It has been a turbulent couple of months since Fisker Inc. posted its Q4 2023 financial report and relayed concerns it could continue business in EVs. Fisker’s Austrian arm has reportedly filed for reorganization and court protection from creditors – the equivalent to Chapter 11 Bankruptcy in the US.
Today’s news is merely the latest chapter in a rough saga for Fisker Inc., the American EV startup hanging by a financial thread in its second attempt to mass-produce passenger EVs. The potential bankruptcy news is not all that shocking, as Fisker has been slowly sinking toward this point for over a year now.
Although Fisker successfully launched its flagship Ocean SUV, it was quickly hit with several software issues and lower-than-anticipated sales. As a result, the automaker lowered its production targets several times throughout 2023 while pulling any demand levers to maintain liquidity.
This past March, Fisker’s 2023 numbers painted a grim image of “substantial doubt” it could continue… at least not without the financial backing of a new OEM partner. However, those talks came and went, and Fisker has been fighting for its life to avoid bankruptcy since.
Its stock tanked after Fisker halted Ocean production at Magna-Steyr in Austria, which was quickly followed by the automaker slashing tens of thousands off Ocean MSRPs to liquidate its existing stockpile of assembled vehicles.
Despite such great discounts, the public grew weary of buying an EV from an automaker on the cusp of bankruptcy and no guarantees Fisker will be in business a year from now. As such, over 40,000 reservation holders canceled their Ocean orders.

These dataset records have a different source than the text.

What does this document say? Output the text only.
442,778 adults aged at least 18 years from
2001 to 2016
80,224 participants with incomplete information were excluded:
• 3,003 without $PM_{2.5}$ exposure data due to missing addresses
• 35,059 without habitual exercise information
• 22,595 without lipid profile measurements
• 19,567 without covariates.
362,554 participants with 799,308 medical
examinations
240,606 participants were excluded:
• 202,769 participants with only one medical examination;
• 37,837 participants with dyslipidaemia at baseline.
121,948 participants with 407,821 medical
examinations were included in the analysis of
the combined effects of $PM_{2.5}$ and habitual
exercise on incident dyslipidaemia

Not one to ever give up, Fisker Inc. says the restructuring in Austria will offer the business a little more time to woo a new investor.
Magna Steyr takes financial hit as Fisker bankruptcy looms
Per an initial report from Automobilwoche, Fisker GmbH, the Austrian arm of Fisker Inc., has filed for reorganization and court protection from creditors overseas—a filing similar to Chapter 11 bankruptcy in the US. Fisker responded with an official statement on the matter posted on Tuesday:
Fisker GmbH (“Fisker Austria”), the Austria entity of Fisker Inc. (“Fisker”), today announced that it has voluntarily filed to open a restructuring proceeding via self-administration under the Austrian Insolvency Code. The proceeding will enable Fisker Austria to ensure its operations are able to continue under court protection, including paying employees and selling vehicles. Fisker Austria intends to continue delivering its vehicles to customers to the extent possible, providing service, and updating its over-the-air software as it moves through the restructuring proceedings.
Fisker continued by stating the bankruptcy-filing-equivalent will give the automaker more time to acquire a “value-maximizing strategic transaction or other sale of assets.” The American automaker also made a point to say the restructuring filing in Austria remains separate from Fisker’s other entities, which will continue operations. For example, Fisker continues to add dealers to its network in the US and Europe to help boost sales of the Ocean EVs that have already been built.
Meanwhile, however, Magna-Steyr has been left with its pants down. With Ocean assembly lines now halted, the Austrian arm of Magna International says it will lay off at least 500 employees in Graz before the end of the year. Furthermore, Magna had to adjust its projected sales and earnings for the fiscal year and expects to take a $400 million revenue hit.
Magna will be fine in the long run, but it will take time before it can segue into a new manufacturing contract and start building vehicles again should Fisker officially sink into bankruptcy. Magna Steyr CEO Roland Prettner told local media the factory will have fresh orders again, but “The next three years will be very difficult in Graz.”
Bankruptcy feels imminent at this point, but Fisker could sway an angel investor to bail it out and keep going. We will report back as this ongoing tale of the EV startup continues… or doesn’t.